Les Brèves

    « On doit entrer dans une logique métropolitaine »

    Nicolas Gautreau

    Sans étiquette – Les Indépendants


    Qui êtes-vous ?

    Je suis professeur d’histoire. Je préside également l’association des parents d’élèves du Conservatoire de Tours. Dans ma vie politique, j’ai été adjoint de Jean Germain mais j’ai aussi siégé au Département d’Indre-et-Loire. Aujourd’hui, je suis conseiller municipal d’opposition, dans le groupe Les Démocrates, à la mairie de Tours. Cependant, ma candidature aux municipales n’a aucun filtre de parti politique. Je travaille avec des Tourangeaux implantés dans le privé, le public, l’associatif, le commerce.

    Pourquoi vous présentez-vous aux élections municipales de Tours en 2020 ?

    Pour une raison principale : le bilan municipal des six années passées est calamiteux. Il y a eu des réalisations positives, mais trop peu. Il y a eu un maire élu et aussi parti au Sénat. Ça fait longtemps que je voulais partir sur un projet dénué de parti politique. Ça se fait dans les petites communes alors pourquoi pas à Tours ? On en est capable.

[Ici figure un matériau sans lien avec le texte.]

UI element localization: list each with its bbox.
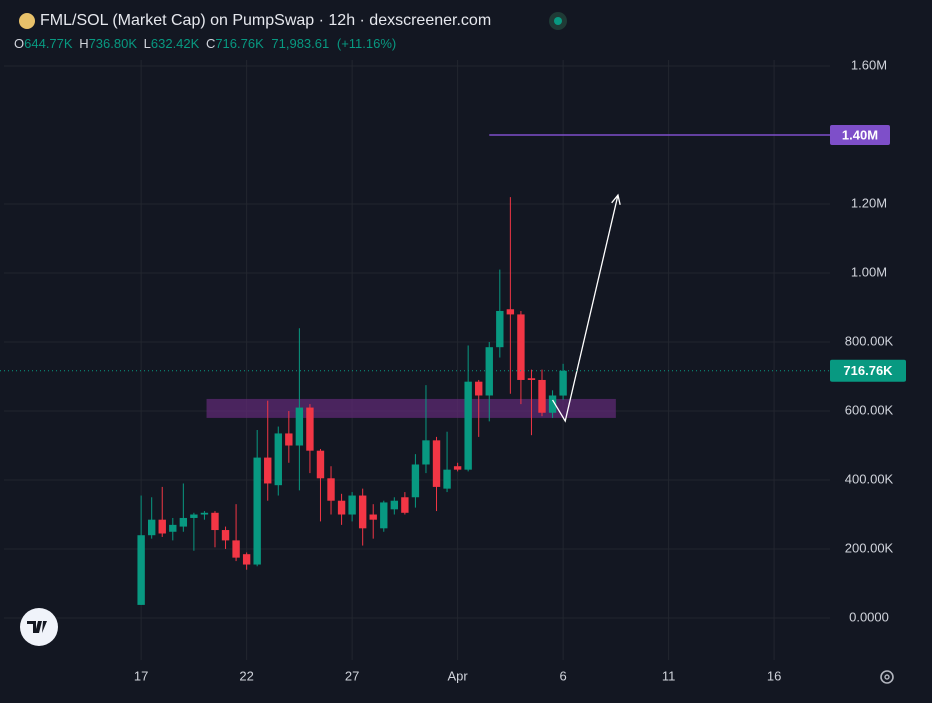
candle-body <box>274 433 282 486</box>
arrow <box>551 194 619 423</box>
open-value: 644.77K <box>24 36 73 51</box>
close-key: C <box>206 36 215 51</box>
x-tick-label: Apr <box>447 668 468 683</box>
candle-body <box>169 524 177 532</box>
settings-icon-core[interactable] <box>884 674 890 680</box>
chart-title: FML/SOL (Market Cap) on PumpSwap · 12h ·… <box>40 12 491 29</box>
candle-body <box>527 378 536 380</box>
candle-body <box>137 535 145 605</box>
token-icon <box>19 13 35 29</box>
candle-body <box>147 519 156 536</box>
status-dot <box>554 17 562 25</box>
candle-body <box>464 381 472 470</box>
candle-body <box>432 440 441 487</box>
candle-body <box>485 347 493 396</box>
candle-body <box>242 554 251 565</box>
candle-body <box>369 514 377 520</box>
x-tick-label: 11 <box>662 668 676 683</box>
candle-body <box>316 450 325 479</box>
candle-body <box>506 309 515 315</box>
plot: 0.0000 200.00K 400.00K 600.00K 800.00K 1.00M 1… <box>0 57 906 683</box>
arrow-head <box>611 193 621 205</box>
high-key: H <box>79 36 88 51</box>
candle-body <box>358 495 367 529</box>
y-tick-label: 1.60M <box>851 57 887 72</box>
candle-body <box>453 466 462 470</box>
change-pct: (+11.16%) <box>337 36 396 51</box>
candle-body <box>337 500 346 515</box>
last-price-bg <box>830 359 906 382</box>
candle-body <box>179 517 188 527</box>
candle-body <box>422 440 430 465</box>
y-tick-label: 0.0000 <box>849 609 889 624</box>
candle-body <box>475 381 483 396</box>
candle-body <box>285 433 293 446</box>
candle-body <box>348 495 356 515</box>
candle-body <box>253 457 261 565</box>
y-tick-label: 400.00K <box>845 471 894 486</box>
y-tick-label: 200.00K <box>845 540 894 555</box>
level-label-bg <box>830 125 890 146</box>
candle-body <box>306 407 314 451</box>
x-tick-label: 22 <box>239 668 253 683</box>
candle-body <box>443 469 451 489</box>
ohlc-legend: O644.77K H736.80K L632.42K C716.76K 71,9… <box>14 36 396 51</box>
last-price-label: 716.76K <box>843 363 893 378</box>
close-value: 716.76K <box>215 36 264 51</box>
candle-body <box>401 497 409 513</box>
candle-body <box>232 540 240 558</box>
candle-body <box>548 395 557 413</box>
candle-body <box>411 464 420 498</box>
candle-body <box>221 530 230 541</box>
candle-body <box>559 370 567 396</box>
change-value: 71,983.61 <box>271 36 329 51</box>
candle-body <box>211 512 219 531</box>
level-label: 1.40M <box>842 127 878 142</box>
tv-logo-mark <box>27 621 47 633</box>
low-key: L <box>144 36 151 51</box>
x-tick-label: 27 <box>345 668 359 683</box>
x-tick-label: 16 <box>767 668 781 683</box>
y-tick-label: 800.00K <box>845 333 894 348</box>
candle-body <box>264 457 272 484</box>
candle-body <box>380 502 388 529</box>
open-key: O <box>14 36 24 51</box>
x-tick-label: 17 <box>134 668 148 683</box>
candle-body <box>158 519 166 534</box>
candle-body <box>517 314 525 380</box>
candle-body <box>538 379 546 413</box>
y-tick-label: 600.00K <box>845 402 894 417</box>
candle-body <box>327 478 335 501</box>
settings-icon[interactable] <box>880 670 894 684</box>
y-tick-label: 1.20M <box>851 195 887 210</box>
candle-body <box>200 512 209 515</box>
high-value: 736.80K <box>89 36 138 51</box>
candle-body <box>390 500 399 510</box>
x-tick-label: 6 <box>559 668 566 683</box>
candle-body <box>295 407 304 446</box>
candle-body <box>190 514 198 518</box>
candle-body <box>496 310 504 348</box>
low-value: 632.42K <box>151 36 200 51</box>
y-tick-label: 1.00M <box>851 264 887 279</box>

    Quels sont les grands axes de votre campagne ?

    Les quatre axes portés par Les Indépendants sont la définition même du développement durable, un domaine où Tours n’est clairement pas à la hauteur : le développement économique, l’écologie, la solidarité sociale et générationnelle, et enfin la démocratie participative. Ça paraît simple mais il faut repenser tout le travail collectif afin de tenir compte de la vie quotidienne des Tourangeaux. C’est ensemble, soudé, en cohérence, qu’on fera les choses. Les citoyens élisent une équipe municipale. Il faut donc suivre leurs avis, même s’ils ne sont pas à 100 % d’accord avec les propositions. Reculer sur un projet n’est pas un problème quand on concerte la population en même temps.

    Existe-t-il un enjeu particulier dans ces élections ?

    Tours est en concurrence directe avec des villes comme Angers et Orléans. Cette dernière, récemment métropole, ne nous fait pas de cadeau ! On doit entrer dans une logique métropolitaine. La Ville de Tours se doit d’être motrice. C’est fondamental, d’autant que la ville est endettée. Il existe des marges de manœuvres intelligentes à mettre en œuvre, sans se déchirer pour des étiquettes politiques.